紺碧の海 金色の砂漠
ティナの瞳は涙で潤んでいる。キスでごまかせないことを悟り、レイはティナに向き合った。


「ティナ、君の気持ちはわかっているつもりだ。でも、少し子供のことは忘れないか? そんな決死の覚悟で挑むものじゃ……」

「私に魅力を感じなくなったのならそう言って!」


レイの言葉を遮るように彼女は叫んだ。


「ほら、またすぐそんなことを言う。違うと言ってるだろう」

「丸二年を過ぎたのよ。焦って当然だわ。本当なら、ちゃんとした検査だって受けたいのに。あなたが必要ないって言うから……」


この話になるといつもそうだ。ティナはヒステリックに怒りだして、すぐに泣き始める。元々、大らかに見えて神経質な性質だ。そして果敢に、問題解決に邁進しようとする。

二年前はそれで、レイの周囲を引っ掻き回してくれた。しかし、今度ばかりはレイも音を上げそうであった。

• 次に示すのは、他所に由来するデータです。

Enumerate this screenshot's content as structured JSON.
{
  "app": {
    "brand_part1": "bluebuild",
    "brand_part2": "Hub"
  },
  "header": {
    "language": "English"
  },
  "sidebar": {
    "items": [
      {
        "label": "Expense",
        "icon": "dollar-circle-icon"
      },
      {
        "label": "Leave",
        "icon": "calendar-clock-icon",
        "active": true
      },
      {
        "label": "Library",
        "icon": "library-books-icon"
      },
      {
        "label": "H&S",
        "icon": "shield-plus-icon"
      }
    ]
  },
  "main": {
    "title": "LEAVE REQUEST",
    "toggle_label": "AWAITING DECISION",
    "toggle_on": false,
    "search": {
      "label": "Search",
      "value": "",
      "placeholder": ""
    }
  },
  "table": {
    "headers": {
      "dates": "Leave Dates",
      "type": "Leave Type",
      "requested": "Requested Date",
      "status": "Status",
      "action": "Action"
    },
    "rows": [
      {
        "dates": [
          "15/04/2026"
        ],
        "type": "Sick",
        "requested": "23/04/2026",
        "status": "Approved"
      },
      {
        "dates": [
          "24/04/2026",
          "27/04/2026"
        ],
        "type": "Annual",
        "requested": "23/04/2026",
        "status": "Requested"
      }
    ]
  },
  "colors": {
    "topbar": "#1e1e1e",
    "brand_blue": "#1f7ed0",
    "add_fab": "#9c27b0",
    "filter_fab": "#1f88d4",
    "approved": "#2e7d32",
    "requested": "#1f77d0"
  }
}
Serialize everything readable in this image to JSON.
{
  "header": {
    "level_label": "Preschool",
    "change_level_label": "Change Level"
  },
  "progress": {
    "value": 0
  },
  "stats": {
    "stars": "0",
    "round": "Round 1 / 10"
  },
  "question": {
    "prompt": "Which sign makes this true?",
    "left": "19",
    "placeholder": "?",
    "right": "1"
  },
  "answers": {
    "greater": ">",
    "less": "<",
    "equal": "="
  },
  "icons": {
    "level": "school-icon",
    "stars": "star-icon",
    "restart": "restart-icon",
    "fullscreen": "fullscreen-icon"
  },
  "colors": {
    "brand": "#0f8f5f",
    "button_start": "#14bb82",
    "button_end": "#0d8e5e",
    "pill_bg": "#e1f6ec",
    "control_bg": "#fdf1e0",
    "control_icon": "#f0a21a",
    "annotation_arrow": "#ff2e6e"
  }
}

「いいかい、ティナ。検査はしない。特別な治療も必要ない。時期がくれば授かるだろうし、万にひとつ、私たちに後継者がいなくても、ソーヤもアーロンもいる。子供がいなくても幸福なカップルは」

「私が欲しいの! レイ、あなたの子供が欲しいのよ。特別な手段で授かるなら、どんなことでもしたいわ。でも、私にできるのはタイミングを計るくらいなの! チャンスは月に一度なのに……。あなたはこの二ヶ月、私を抱こうともしないじゃないっ!」


いつもは黙って聞いている。だがこの日ばかりは、ミシュアルたちの様子にレイ自身も煽られていたのだ。


「クリスティーナ、悪いが……今の君に“種付け”をする気にはならない」


レイの言葉にティナは一言も返さず、執務室を出て行くのだった。